Wonderful job on the Today thread!:clapping: It looks awesome! I would love to incorporate the headline boxes you made. They look great!


----------



## Becca (Jul 12, 2008)

Wow - great job of today on ro - well done :biggrin2:


----------



## ThatsMySimi (Jul 12, 2008)

Thank you, for adding myself, my buns, and my problems into this!  

And to add, my sunburns are doing better today! Not as itchy, and not as red, I don't think *looks at shoulder* - Nope! Not as red! YAY!


----------



## Elf Mommy (Jul 12, 2008)

*AngelnSnuffy wrote: *


> Wonderful job on the Today thread!:clapping: It looks awesome! I would love to incorporate the headline boxes you made. They look great!



Thank you!!! Use them however you'd like. 

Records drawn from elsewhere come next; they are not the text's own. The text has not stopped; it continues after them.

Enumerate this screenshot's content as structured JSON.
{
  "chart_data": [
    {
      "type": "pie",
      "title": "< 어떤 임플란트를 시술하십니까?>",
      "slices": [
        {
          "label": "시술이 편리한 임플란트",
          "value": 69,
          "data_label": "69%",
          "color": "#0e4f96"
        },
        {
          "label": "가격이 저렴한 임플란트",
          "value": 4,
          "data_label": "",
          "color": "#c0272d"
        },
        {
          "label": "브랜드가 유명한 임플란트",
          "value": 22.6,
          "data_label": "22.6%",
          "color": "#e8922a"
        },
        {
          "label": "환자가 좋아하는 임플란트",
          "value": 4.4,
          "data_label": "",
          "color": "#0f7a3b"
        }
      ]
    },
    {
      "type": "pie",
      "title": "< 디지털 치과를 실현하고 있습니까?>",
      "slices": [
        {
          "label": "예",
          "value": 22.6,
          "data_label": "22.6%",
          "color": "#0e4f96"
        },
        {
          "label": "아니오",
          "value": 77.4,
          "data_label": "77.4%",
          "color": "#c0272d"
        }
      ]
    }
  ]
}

> Wow - great job of today on ro - well done :biggrin2:



Thank you!  I'm enjoying doing them. Even though hubby rolls his eyes at me for staying up so late working on them. hehe


> Thank you, for adding myself, my buns, and my problems into this!
> 
> And to add, my sunburns are doing better today! Not as itchy, and not as red, I don't think *looks at shoulder* - Nope! Not as red! YAY!


I'm glad you're feeling better. My aunt suggested using a product called Nivea. She's a nurse. It always did wonders for my sunburns. I wake up the next day with no pain.  I'm not sure if they carry it in Canada, though.


----------



## Pet_Bunny (Jul 13, 2008)

What a delightful and informativethread to read and catch up on everything Elf Mommy.
Because I am having problems posting, I haven't updated Pebbles Head Tilt. She is doing very well. Today she was chasing me around the pen and blinking as happy as can be. :clapping:


----------



## BSAR (Jul 13, 2008)

Fantastic job on the thread today! Best one ever! I am guessing that that little cutie is Sooska's Daisy-Mae.


----------



## Elf Mommy (Jul 13, 2008)

Nope, it is not Daisy Mae! I'll give you a hint, though. It IS the bun of someone mentioned on this RO Today!


----------



## slavetoabunny (Jul 13, 2008)

I love the layout!!! Fantastic job :great:!


----------



## Xila (Jul 16, 2008)

Sorry I missed this- thanks so much for mentioning the blog! ^^

I'll let Mr. "Anti-Nature" know.

~Xila


----------